How do you find anchorage, stability, constancy as well as identity, belonging, connection as well as a sense of place in this shifting landscape that feels like a confusing fog? What does being a citizen mean in a world of fragility and motion? These are the topics I wish to explore and hope to unscramble the complexity.

‘The Civic City’ covers the new norm that is nomadic as everyone and everything is on the move. There is mobility and not only for people, but for capital, for jobs, for commodities, for information, for ideas. In the new interdependent world, people move within and across countries in search of a better life – never more than today. Up to a billion people are in motion, many moving from rural areas to cities. Add to this the vast flows of refugees we are witnessing that will remain a permanent feature over the next decades and already seriously affects over 30 countries globally in the North and the South. This creates challenges for arrival as well as departure cities. There are frenzied finance movements, and companies and factories are on the move in search of cheap labour and markets. In this digital age these forces contribute to the ‘anytime, anyplace, anywhere’ phenomenon changing how we interact with space, place and time.
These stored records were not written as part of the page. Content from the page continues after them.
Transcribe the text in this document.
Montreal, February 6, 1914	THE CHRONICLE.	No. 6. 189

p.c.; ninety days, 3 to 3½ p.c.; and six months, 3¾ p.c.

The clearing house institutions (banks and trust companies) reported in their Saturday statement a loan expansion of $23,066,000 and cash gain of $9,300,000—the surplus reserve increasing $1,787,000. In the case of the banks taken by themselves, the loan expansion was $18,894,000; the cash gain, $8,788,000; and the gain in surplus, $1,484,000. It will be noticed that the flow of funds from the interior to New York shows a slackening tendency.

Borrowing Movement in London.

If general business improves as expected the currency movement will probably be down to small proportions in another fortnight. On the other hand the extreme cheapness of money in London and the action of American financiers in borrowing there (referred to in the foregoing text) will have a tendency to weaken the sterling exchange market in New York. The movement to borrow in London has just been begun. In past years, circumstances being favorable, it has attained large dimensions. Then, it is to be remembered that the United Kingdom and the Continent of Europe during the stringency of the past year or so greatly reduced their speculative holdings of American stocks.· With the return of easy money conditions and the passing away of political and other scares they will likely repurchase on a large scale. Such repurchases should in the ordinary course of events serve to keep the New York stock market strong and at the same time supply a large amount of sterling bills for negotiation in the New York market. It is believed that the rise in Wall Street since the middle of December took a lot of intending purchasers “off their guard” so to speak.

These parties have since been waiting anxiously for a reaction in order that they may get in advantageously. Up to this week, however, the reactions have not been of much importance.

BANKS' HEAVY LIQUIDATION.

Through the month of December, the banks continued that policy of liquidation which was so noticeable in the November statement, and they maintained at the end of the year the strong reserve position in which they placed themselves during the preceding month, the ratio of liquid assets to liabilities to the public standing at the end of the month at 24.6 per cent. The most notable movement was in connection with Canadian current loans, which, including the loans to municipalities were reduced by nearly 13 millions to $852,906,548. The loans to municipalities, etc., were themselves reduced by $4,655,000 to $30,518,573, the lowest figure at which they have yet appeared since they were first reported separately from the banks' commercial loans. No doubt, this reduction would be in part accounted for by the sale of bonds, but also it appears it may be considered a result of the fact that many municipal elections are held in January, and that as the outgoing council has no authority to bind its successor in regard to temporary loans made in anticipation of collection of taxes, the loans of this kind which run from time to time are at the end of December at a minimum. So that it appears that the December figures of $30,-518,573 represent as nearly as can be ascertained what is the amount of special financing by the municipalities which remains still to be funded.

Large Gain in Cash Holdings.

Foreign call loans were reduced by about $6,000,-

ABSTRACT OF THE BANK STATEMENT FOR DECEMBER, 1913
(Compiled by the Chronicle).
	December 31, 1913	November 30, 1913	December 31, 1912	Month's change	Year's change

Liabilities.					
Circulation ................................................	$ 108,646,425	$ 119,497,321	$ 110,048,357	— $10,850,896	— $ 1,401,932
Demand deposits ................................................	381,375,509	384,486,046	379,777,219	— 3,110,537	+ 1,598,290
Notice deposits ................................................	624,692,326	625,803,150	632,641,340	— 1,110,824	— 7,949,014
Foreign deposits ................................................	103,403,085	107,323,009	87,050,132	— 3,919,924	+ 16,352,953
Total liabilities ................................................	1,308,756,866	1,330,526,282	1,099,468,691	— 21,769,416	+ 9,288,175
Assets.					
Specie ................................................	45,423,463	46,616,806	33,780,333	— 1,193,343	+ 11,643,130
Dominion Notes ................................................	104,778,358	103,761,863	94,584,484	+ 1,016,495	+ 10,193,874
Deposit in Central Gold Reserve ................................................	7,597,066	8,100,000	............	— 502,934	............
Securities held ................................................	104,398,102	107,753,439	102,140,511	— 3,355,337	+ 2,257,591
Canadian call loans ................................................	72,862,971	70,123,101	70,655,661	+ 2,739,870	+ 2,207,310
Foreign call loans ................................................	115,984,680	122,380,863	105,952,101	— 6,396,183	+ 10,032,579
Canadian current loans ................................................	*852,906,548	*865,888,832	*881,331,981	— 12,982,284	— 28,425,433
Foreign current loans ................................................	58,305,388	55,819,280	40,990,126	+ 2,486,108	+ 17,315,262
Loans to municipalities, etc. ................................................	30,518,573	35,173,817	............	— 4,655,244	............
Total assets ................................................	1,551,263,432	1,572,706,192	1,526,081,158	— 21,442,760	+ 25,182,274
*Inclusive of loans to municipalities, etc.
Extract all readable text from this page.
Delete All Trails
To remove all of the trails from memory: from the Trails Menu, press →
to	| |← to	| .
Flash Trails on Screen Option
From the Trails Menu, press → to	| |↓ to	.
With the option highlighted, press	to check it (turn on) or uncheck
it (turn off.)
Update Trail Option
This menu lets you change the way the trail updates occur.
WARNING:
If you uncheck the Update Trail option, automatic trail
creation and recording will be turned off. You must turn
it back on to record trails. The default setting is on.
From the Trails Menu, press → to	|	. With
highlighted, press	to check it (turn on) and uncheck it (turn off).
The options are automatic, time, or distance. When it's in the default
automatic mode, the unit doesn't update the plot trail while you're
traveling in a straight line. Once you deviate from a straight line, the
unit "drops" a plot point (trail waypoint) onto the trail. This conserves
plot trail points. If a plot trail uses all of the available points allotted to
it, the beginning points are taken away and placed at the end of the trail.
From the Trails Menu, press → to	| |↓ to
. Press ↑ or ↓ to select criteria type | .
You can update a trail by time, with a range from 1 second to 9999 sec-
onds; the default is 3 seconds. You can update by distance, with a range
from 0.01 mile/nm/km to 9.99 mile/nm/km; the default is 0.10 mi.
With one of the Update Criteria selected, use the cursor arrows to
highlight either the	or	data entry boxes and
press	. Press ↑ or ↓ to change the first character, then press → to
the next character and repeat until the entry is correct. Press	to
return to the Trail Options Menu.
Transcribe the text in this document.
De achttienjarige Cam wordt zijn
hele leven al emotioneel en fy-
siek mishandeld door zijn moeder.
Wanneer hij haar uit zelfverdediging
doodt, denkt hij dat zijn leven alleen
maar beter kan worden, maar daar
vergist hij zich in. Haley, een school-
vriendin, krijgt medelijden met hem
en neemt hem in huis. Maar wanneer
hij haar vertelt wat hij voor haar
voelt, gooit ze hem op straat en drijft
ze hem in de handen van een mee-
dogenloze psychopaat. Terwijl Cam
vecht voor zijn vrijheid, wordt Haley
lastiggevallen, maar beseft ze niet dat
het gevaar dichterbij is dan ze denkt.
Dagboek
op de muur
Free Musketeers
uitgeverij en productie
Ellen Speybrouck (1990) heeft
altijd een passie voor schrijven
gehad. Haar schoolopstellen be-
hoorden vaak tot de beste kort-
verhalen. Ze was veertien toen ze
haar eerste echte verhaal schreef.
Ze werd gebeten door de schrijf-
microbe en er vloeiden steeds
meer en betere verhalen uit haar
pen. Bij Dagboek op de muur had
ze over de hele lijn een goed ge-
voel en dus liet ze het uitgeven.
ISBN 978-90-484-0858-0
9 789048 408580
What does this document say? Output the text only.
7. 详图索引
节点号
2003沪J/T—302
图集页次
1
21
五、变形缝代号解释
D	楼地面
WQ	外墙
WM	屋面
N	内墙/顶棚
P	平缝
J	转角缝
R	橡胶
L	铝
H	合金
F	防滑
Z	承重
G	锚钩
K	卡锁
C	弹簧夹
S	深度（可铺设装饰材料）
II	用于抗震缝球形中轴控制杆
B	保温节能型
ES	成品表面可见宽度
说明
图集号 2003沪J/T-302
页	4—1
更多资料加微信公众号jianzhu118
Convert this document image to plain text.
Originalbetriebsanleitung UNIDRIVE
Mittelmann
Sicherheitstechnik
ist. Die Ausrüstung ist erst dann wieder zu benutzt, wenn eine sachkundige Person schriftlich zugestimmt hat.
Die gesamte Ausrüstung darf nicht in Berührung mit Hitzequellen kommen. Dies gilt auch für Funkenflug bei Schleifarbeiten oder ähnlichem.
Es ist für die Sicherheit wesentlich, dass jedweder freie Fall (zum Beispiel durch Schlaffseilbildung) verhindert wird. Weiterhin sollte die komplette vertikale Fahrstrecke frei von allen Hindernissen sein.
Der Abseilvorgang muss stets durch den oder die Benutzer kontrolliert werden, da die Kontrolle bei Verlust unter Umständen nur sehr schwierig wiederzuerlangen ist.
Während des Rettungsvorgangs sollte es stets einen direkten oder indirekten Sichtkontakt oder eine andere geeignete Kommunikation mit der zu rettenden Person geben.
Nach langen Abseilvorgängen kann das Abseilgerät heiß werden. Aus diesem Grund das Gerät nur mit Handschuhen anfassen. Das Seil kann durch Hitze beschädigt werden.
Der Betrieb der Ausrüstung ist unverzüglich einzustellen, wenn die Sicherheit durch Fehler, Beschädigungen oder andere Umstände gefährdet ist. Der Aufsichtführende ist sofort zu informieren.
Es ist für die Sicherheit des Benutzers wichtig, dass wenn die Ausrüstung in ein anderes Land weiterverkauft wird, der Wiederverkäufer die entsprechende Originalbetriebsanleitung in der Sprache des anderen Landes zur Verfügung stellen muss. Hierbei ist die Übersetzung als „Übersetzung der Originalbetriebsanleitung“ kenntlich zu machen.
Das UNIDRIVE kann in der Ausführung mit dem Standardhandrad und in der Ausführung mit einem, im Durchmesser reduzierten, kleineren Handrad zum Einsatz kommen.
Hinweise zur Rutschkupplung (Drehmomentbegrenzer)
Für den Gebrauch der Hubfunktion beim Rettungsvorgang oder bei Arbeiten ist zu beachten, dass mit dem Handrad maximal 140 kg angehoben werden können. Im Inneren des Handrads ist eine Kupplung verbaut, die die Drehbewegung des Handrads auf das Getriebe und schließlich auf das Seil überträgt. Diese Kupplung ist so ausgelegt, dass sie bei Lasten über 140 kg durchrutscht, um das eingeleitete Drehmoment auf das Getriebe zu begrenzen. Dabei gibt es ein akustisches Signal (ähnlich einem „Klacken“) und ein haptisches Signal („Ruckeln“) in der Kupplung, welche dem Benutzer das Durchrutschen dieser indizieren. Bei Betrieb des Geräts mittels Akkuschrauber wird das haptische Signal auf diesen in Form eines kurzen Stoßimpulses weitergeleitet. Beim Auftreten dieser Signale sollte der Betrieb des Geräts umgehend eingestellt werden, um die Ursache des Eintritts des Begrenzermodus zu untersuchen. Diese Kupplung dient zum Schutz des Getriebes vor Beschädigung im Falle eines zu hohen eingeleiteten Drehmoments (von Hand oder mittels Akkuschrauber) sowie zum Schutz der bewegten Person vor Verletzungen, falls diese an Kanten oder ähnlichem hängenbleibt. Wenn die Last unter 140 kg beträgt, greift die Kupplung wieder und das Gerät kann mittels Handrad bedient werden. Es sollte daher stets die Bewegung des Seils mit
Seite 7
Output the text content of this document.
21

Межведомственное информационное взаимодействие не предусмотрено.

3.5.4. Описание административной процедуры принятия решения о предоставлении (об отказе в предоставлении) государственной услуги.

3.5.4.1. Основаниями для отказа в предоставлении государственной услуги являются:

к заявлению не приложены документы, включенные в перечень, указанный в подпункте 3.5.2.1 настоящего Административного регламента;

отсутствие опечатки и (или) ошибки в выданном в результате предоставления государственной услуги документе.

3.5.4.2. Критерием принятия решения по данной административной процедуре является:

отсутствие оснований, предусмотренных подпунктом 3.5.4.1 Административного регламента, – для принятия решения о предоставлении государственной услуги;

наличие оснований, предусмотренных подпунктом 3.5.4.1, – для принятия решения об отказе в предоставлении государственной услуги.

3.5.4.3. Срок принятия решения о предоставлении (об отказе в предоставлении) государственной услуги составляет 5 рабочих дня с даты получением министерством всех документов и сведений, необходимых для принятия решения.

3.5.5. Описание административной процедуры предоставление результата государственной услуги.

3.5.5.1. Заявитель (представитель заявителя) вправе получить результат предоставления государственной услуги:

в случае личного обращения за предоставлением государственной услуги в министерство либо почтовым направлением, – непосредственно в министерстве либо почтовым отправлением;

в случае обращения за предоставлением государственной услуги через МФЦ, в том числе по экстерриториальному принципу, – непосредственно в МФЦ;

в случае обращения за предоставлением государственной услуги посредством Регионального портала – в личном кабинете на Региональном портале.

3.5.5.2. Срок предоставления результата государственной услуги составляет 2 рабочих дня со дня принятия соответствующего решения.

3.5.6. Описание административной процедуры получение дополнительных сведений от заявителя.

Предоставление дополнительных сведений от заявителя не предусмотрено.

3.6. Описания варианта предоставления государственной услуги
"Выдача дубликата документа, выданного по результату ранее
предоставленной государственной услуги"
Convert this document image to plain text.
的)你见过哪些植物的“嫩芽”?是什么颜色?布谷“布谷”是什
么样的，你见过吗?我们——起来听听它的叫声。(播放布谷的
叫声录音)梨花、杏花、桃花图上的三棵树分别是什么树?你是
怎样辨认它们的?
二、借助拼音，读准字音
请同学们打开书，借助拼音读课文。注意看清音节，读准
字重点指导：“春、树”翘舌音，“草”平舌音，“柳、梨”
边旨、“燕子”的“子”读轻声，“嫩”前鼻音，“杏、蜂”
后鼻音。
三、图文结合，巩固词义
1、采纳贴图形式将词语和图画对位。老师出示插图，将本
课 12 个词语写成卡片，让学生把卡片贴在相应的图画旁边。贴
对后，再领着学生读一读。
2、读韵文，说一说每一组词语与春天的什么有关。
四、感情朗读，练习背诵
Those vast numbers moving to places long-term are joined by 1.3billion tourists and many have multiple destinations. This is up to from 10millon in 1950 – a 130,000 (!) fold increase. And let us not forget the daily travel movements of working people or their business, shopping and leisure trips. Consider the astonishing fact that at any given moment 20 million containers are crossing the seas. Think of the 1.2 billion cars, vans and trucks in motion perhaps clocking 45 trillion kilometres annually; imagine the 3 million train locomotives, railcars, and coaches trundling to their destinations clocking up 12.7 billion kilometres in 2013 and this 25% up 2001; ponder the 48 billion kilometres a year the 20,000 strong commercial airline fleet cover and predicted to double in 15 years. And let’s forget cycling and walking the most common form of movement.